David Hume is often considered to have been a sceptic, particularly in his conception of the individual's knowledge of the external world. However, a closer examination of his works gives a much different impression of this aspect of Hume's philosophy, one that is due for a thorough scholarly analysis. This study argues that Hume was, in fact, a critical realist in the early twentieth-century sense, a period in which the term was used to describe the epistemological and ontological theories of such philosophers as Roy Wood Sellars and Bertrand Russell.

Carefully situating Hume in his historical context, that is, relative to Aristotelian and rationalist traditions, Fred Wilson makes important and unique insights into Humean philosophy. Analyzing key sections of the Treatise, the Enquiry, and the Dialogues concerning Natural Religion, Wilson offers a deeper understanding of Hume by taking into account the philosopher's theories of the external world. Such a reading, the author explains, is not only more faithful to the texts, but also reinforces the view of Hume as a critical realist in light of twentieth-century discussions between externalism and internalism, and between coherentists and foundationalists.
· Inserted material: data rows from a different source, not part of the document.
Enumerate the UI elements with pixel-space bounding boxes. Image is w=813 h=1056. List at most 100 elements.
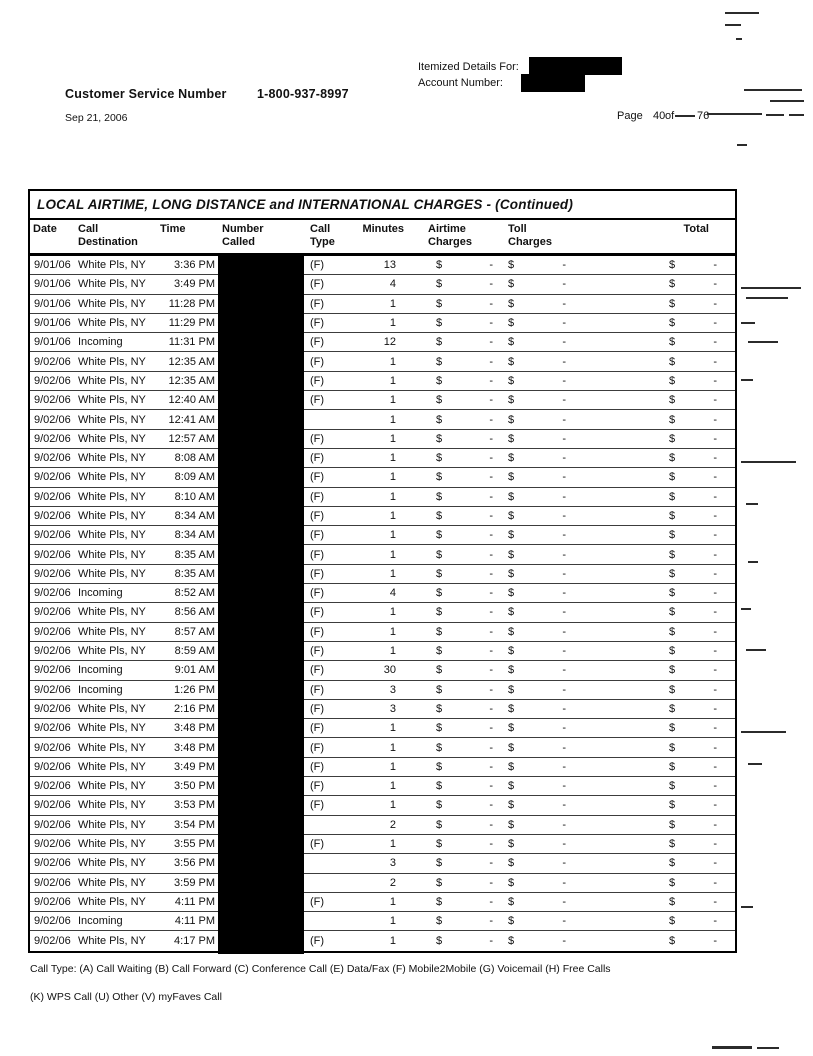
dollar-sign: $ xyxy=(436,683,443,696)
call-destination: White Pls, NY xyxy=(78,722,146,735)
call-minutes: 1 xyxy=(389,297,396,310)
dollar-sign: $ xyxy=(508,587,515,600)
scan-artifact xyxy=(736,38,742,40)
call-minutes: 1 xyxy=(389,722,396,735)
call-time: 8:52 AM xyxy=(174,587,215,600)
call-time: 11:29 PM xyxy=(168,317,215,330)
call-type: (F) xyxy=(310,394,325,407)
call-row: 9/02/06 White Pls, NY 2:16 PM (F) 3 $ - $… xyxy=(30,700,735,720)
airtime-charge: $ - xyxy=(408,256,506,274)
dollar-sign: $ xyxy=(508,741,515,754)
dollar-sign: $ xyxy=(669,722,676,735)
call-type: (F) xyxy=(310,278,325,291)
call-destination: White Pls, NY xyxy=(78,567,146,580)
toll-amount: - xyxy=(562,317,566,330)
col-header-number-called: Number Called xyxy=(222,223,264,248)
airtime-charge: $ - xyxy=(408,777,506,795)
total-amount: - xyxy=(713,664,717,677)
call-destination: White Pls, NY xyxy=(78,857,146,870)
scan-artifact xyxy=(748,341,778,343)
toll-amount: - xyxy=(562,664,566,677)
call-type: (F) xyxy=(310,702,325,715)
airtime-charge: $ - xyxy=(408,333,506,351)
dollar-sign: $ xyxy=(669,278,676,291)
col-header-call-destination: Call Destination xyxy=(78,223,138,248)
call-type: (F) xyxy=(310,452,325,465)
call-time: 8:34 AM xyxy=(174,529,215,542)
airtime-amount: - xyxy=(489,490,493,503)
total-amount: - xyxy=(713,722,717,735)
call-type: (F) xyxy=(310,645,325,658)
toll-charge: $ - xyxy=(506,777,586,795)
scan-artifact xyxy=(741,287,801,289)
scan-artifact xyxy=(741,379,753,381)
total-amount: - xyxy=(713,915,717,928)
call-date: 9/02/06 xyxy=(34,374,71,387)
call-date: 9/02/06 xyxy=(34,548,71,561)
toll-amount: - xyxy=(562,915,566,928)
call-type: (F) xyxy=(310,780,325,793)
call-row: 9/02/06 White Pls, NY 12:57 AM (F) 1 $ - … xyxy=(30,430,735,449)
call-minutes: 1 xyxy=(389,374,396,387)
call-destination: White Pls, NY xyxy=(78,297,146,310)
call-date: 9/02/06 xyxy=(34,895,71,908)
total-amount: - xyxy=(713,374,717,387)
dollar-sign: $ xyxy=(436,645,443,658)
call-minutes: 1 xyxy=(389,915,396,928)
redaction-box-account-number xyxy=(521,74,585,92)
call-time: 3:54 PM xyxy=(174,818,215,831)
call-destination: White Pls, NY xyxy=(78,259,146,272)
call-type: (F) xyxy=(310,935,325,948)
total-charge: $ - xyxy=(661,333,735,351)
airtime-charge: $ - xyxy=(408,449,506,467)
call-time: 12:41 AM xyxy=(168,413,215,426)
airtime-charge: $ - xyxy=(408,661,506,679)
airtime-charge: $ - xyxy=(408,295,506,313)
airtime-amount: - xyxy=(489,741,493,754)
toll-amount: - xyxy=(562,606,566,619)
dollar-sign: $ xyxy=(669,394,676,407)
call-time: 8:57 AM xyxy=(174,625,215,638)
call-row: 9/02/06 White Pls, NY 8:57 AM (F) 1 $ - $… xyxy=(30,623,735,642)
total-amount: - xyxy=(713,625,717,638)
call-time: 8:34 AM xyxy=(174,510,215,522)
call-row: 9/02/06 White Pls, NY 8:34 AM (F) 1 $ - $… xyxy=(30,526,735,546)
call-minutes: 1 xyxy=(389,548,396,561)
call-row: 9/02/06 White Pls, NY 12:41 AM 1 $ - $ - $… xyxy=(30,410,735,430)
total-amount: - xyxy=(713,895,717,908)
toll-amount: - xyxy=(562,432,566,445)
dollar-sign: $ xyxy=(669,297,676,310)
toll-amount: - xyxy=(562,857,566,870)
call-row: 9/02/06 White Pls, NY 8:34 AM (F) 1 $ - $… xyxy=(30,507,735,527)
page-number: 40 xyxy=(653,110,666,122)
airtime-charge: $ - xyxy=(408,372,506,390)
call-row: 9/02/06 White Pls, NY 8:35 AM (F) 1 $ - $… xyxy=(30,565,735,585)
airtime-amount: - xyxy=(489,915,493,928)
airtime-charge: $ - xyxy=(408,584,506,602)
call-time: 3:49 PM xyxy=(174,278,215,291)
call-time: 4:11 PM xyxy=(174,895,215,908)
table-header-row: Date Call Destination Time Number Called C… xyxy=(30,220,735,256)
call-minutes: 1 xyxy=(389,355,396,368)
call-date: 9/02/06 xyxy=(34,355,71,368)
toll-amount: - xyxy=(562,876,566,889)
call-destination: Incoming xyxy=(78,915,123,928)
call-minutes: 1 xyxy=(389,432,396,445)
dollar-sign: $ xyxy=(669,471,676,484)
dollar-sign: $ xyxy=(436,895,443,908)
call-date: 9/02/06 xyxy=(34,683,71,696)
total-amount: - xyxy=(713,452,717,465)
airtime-amount: - xyxy=(489,452,493,465)
airtime-charge: $ - xyxy=(408,835,506,853)
dollar-sign: $ xyxy=(436,336,443,349)
dollar-sign: $ xyxy=(669,374,676,387)
dollar-sign: $ xyxy=(669,336,676,349)
call-time: 9:01 AM xyxy=(174,664,215,677)
dollar-sign: $ xyxy=(669,895,676,908)
toll-charge: $ - xyxy=(506,700,586,718)
dollar-sign: $ xyxy=(508,645,515,658)
total-amount: - xyxy=(713,818,717,831)
call-minutes: 1 xyxy=(389,510,396,522)
dollar-sign: $ xyxy=(669,876,676,889)
toll-charge: $ - xyxy=(506,295,586,313)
Complete with original observations and ideas, this study is sure to generate debates about Humean philosophy, critical realism, and the limits of perceptual knowledge.

About the author

Fred Wilson teaches logic, rational thinking, and the philosophy of science at the University of Toronto and is the author of numerous books, including: Explanation, Causation and Deduction; Laws and Other Worlds; Psychological Analysis and the Philosophy of John Stuart Mill; Empiricism and Darwin's Science; Hume’s Defence of Causal Inference; and The Logic and Methodology of Science in Early Modern Thought: Seven Studies.